We foresee several potential directions in which to continue this project. Our primary goal for future research is to validate the results obtained from the three completed surveys. This can be accomplished in several ways. Because we wish to measure individual health status accurately over time, the use of longitudinal data would be ideal. One data source is a citizen science project initiated by the National Institutes of Health, the All of Us [31] research program. Another source is the UK Biobank initiated in the United Kingdom [32], but the most ideal source would be well-documented longitudinal data of a group of individuals that include not only their EHR data but also other data that correlate with our health indicators. Such ideal data sources would allow for examining the corresponding health indicators and validation of the importance of health indicators via EHR records and additional health-related data.
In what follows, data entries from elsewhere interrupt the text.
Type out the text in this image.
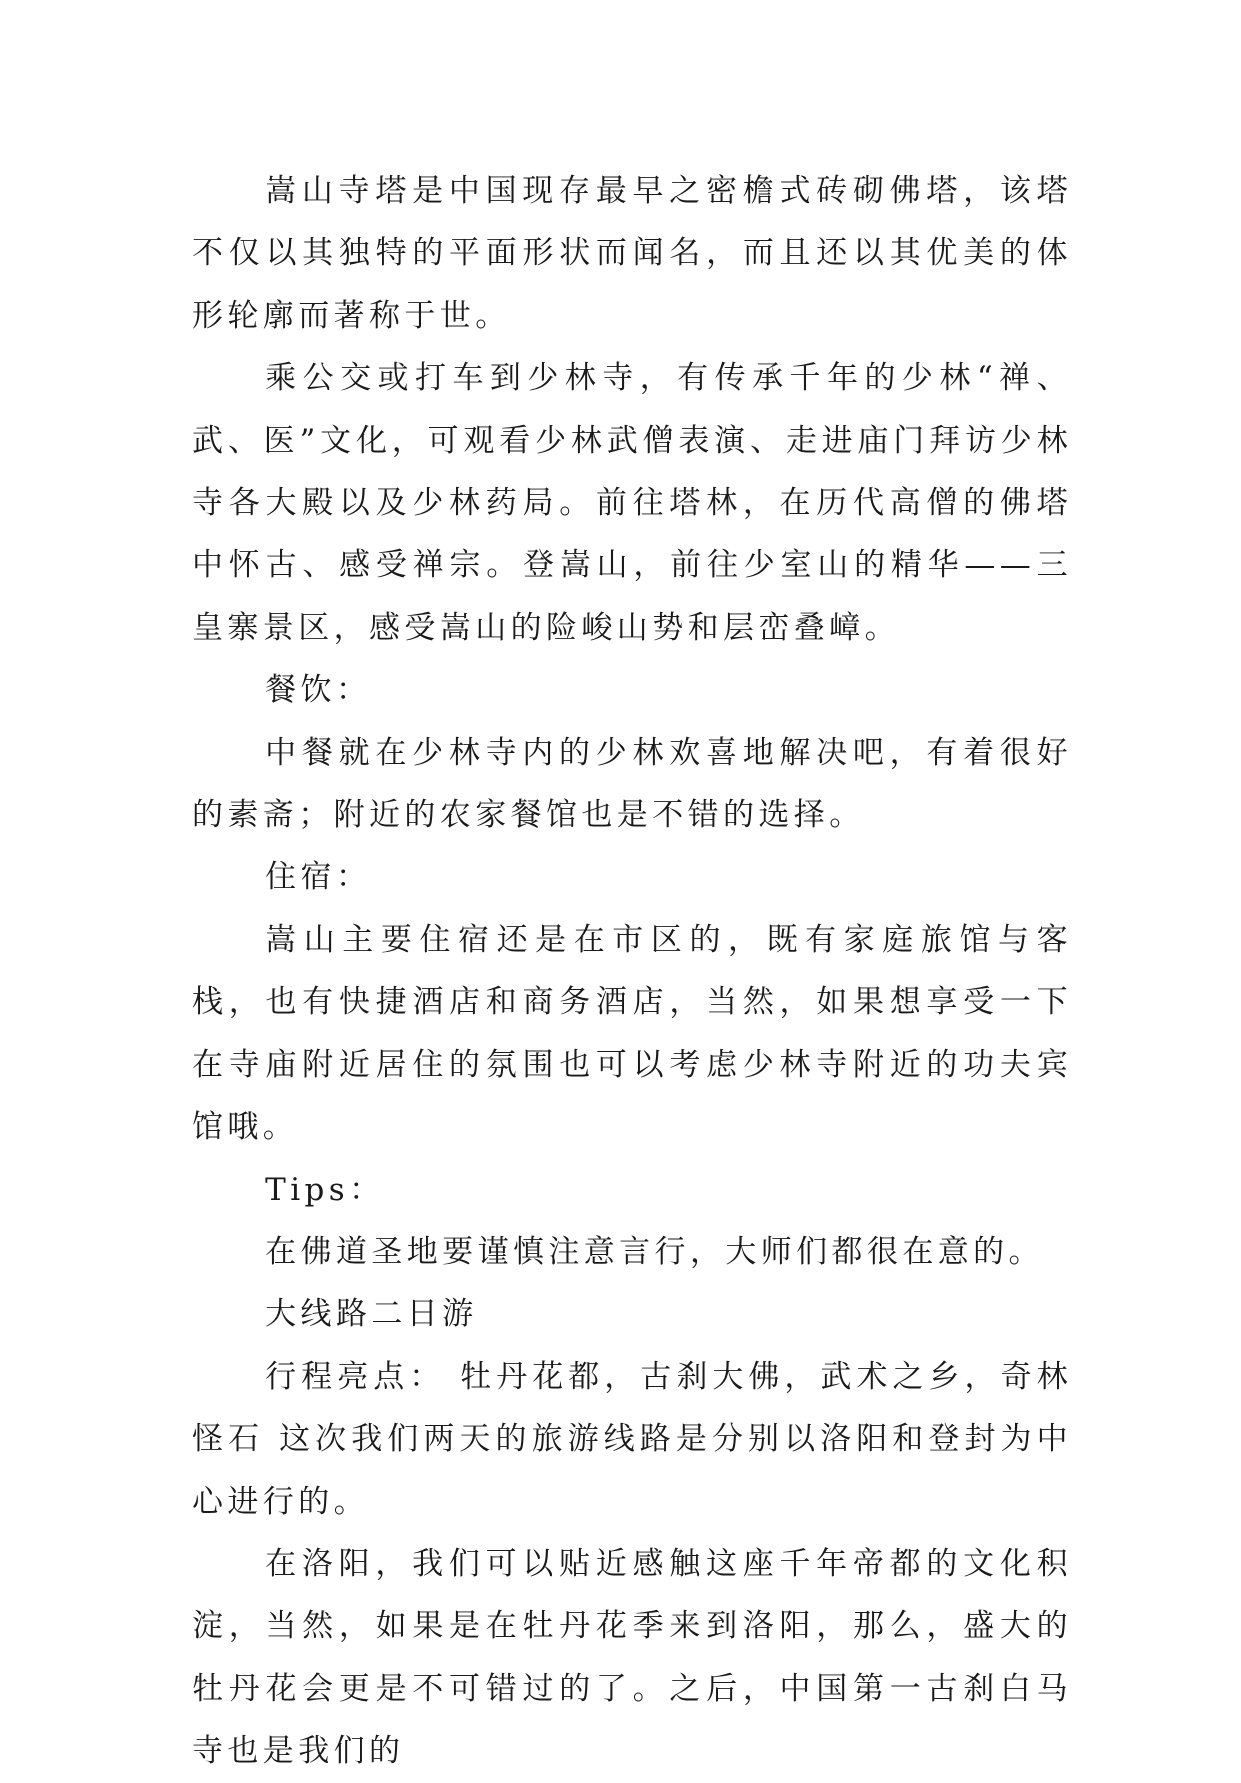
嵩山寺塔是中国现存最早之密檐式砖砌佛塔，该塔不仅以其独特的平面形状而闻名，而且还以其优美的体形轮廓而著称于世。

乘公交或打车到少林寺，有传承千年的少林“禅、武、医”文化，可观看少林武僧表演、走进庙门拜访少林寺各大殿以及少林药局。前往塔林，在历代高僧的佛塔中怀古、感受禅宗。登嵩山，前往少室山的精华——三皇寨景区，感受嵩山的险峻山势和层峦叠嶂。

餐饮：

中餐就在少林寺内的少林欢喜地解决吧，有着很好的素斋；附近的农家餐馆也是不错的选择。

住宿：

嵩山主要住宿还是在市区的，既有家庭旅馆与客栈，也有快捷酒店和商务酒店，当然，如果想享受一下在寺庙附近居住的氛围也可以考虑少林寺附近的功夫宾馆哦。

Tips：

在佛道圣地要谨慎注意言行，大师们都很在意的。

大线路二日游

行程亮点： 牡丹花都，古刹大佛，武术之乡，奇林怪石 这次我们两天的旅游线路是分别以洛阳和登封为中心进行的。

在洛阳，我们可以贴近感触这座千年帝都的文化积淀，当然，如果是在牡丹花季来到洛阳，那么，盛大的牡丹花会更是不可错过的了。之后，中国第一古刹白马寺也是我们的
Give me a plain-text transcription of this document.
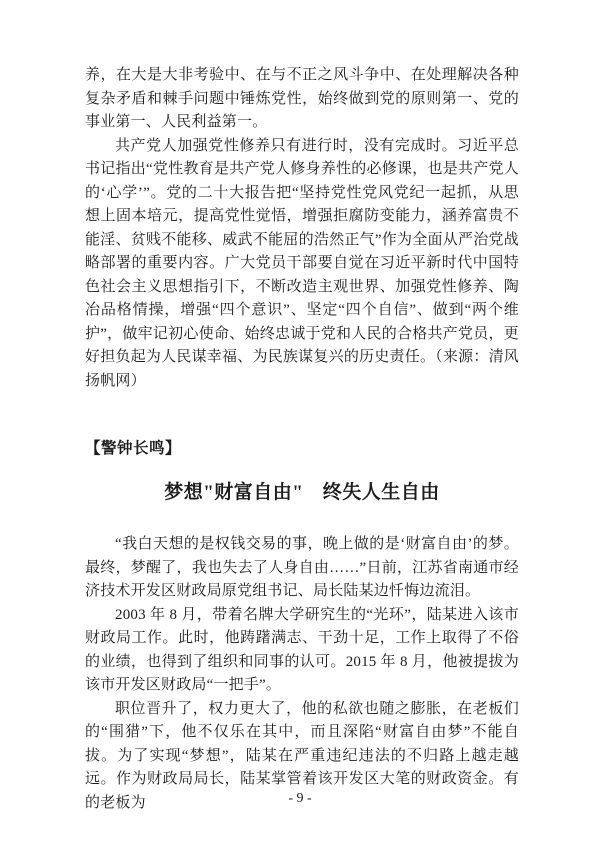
养，在大是大非考验中、在与不正之风斗争中、在处理解决各种复杂矛盾和棘手问题中锤炼党性，始终做到党的原则第一、党的事业第一、人民利益第一。

共产党人加强党性修养只有进行时，没有完成时。习近平总书记指出“党性教育是共产党人修身养性的必修课，也是共产党人的‘心学’”。党的二十大报告把“坚持党性党风党纪一起抓，从思想上固本培元，提高党性觉悟，增强拒腐防变能力，涵养富贵不能淫、贫贱不能移、威武不能屈的浩然正气”作为全面从严治党战略部署的重要内容。广大党员干部要自觉在习近平新时代中国特色社会主义思想指引下，不断改造主观世界、加强党性修养、陶冶品格情操，增强“四个意识”、坚定“四个自信”、做到“两个维护”，做牢记初心使命、始终忠诚于党和人民的合格共产党员，更好担负起为人民谋幸福、为民族谋复兴的历史责任。（来源：清风扬帆网）

【警钟长鸣】
梦想"财富自由"　终失人生自由

“我白天想的是权钱交易的事，晚上做的是‘财富自由’的梦。最终，梦醒了，我也失去了人身自由……”日前，江苏省南通市经济技术开发区财政局原党组书记、局长陆某边忏悔边流泪。

2003 年 8 月，带着名牌大学研究生的“光环”，陆某进入该市财政局工作。此时，他踌躇满志、干劲十足，工作上取得了不俗的业绩，也得到了组织和同事的认可。2015 年 8 月，他被提拔为该市开发区财政局“一把手”。

职位晋升了，权力更大了，他的私欲也随之膨胀，在老板们的“围猎”下，他不仅乐在其中，而且深陷“财富自由梦”不能自拔。为了实现“梦想”，陆某在严重违纪违法的不归路上越走越远。作为财政局局长，陆某掌管着该开发区大笔的财政资金。有的老板为	- 9 -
In this way, public perspectives will be considered along with more concrete quantitative evidence to ensure more confidence in prioritizing health indicators and using them for various purposes.

Additionally, to mitigate the effect of the current imbalances seen in respondents regarding gender, race and ethnicity, and other factors, we could explore the possibility of stratified random sampling to proactively select more representative participants. The respondent pool can be more proportionally representative of the composition of the American population. As a potential future project, we may also explore possible correlations between demographic variables and rating results.

Well-designed health indicators are critical tools needed to accurately measure individual health status. They enable the determination of effective preventive services and verify their outcomes. Obtaining the public’s perspective on specific health indicators is the first step toward prioritizing them for analytical and clinical use. This study found that the top five–rated health indicators were drug and substance abuse, smoking and tobacco use, alcohol abuse, major depression, and diet and nutrition. Our respondents, however, had heterogeneous views on the top- and bottom-rated health indicators. The middle 13 health indicators were rated more homogeneously among all the respondents. These 13 health indicators were separated into seven levels based on their perceived importance, providing further evidence that was used to prioritize these health indicators. Levels 1 to 7 were organized based on the mean importance of health indicators from high to low within and between each level. Level 1 included blood sugar level and immunization and vaccination; level 2 included LDL cholesterol; level 3 included HDL cholesterol, blood triglycerides, cancer screening detection, and total cholesterol; level 4 included health literacy rate; level 5 included personal care needs and air quality index greater than 100; level 6 included self-rated health status and HIV testing; and level 7 included the supply of dentists. The results of this study can provide evidence to EHR or PHR system designers and developers, which they can then use to select health indicators to incorporate into their systems.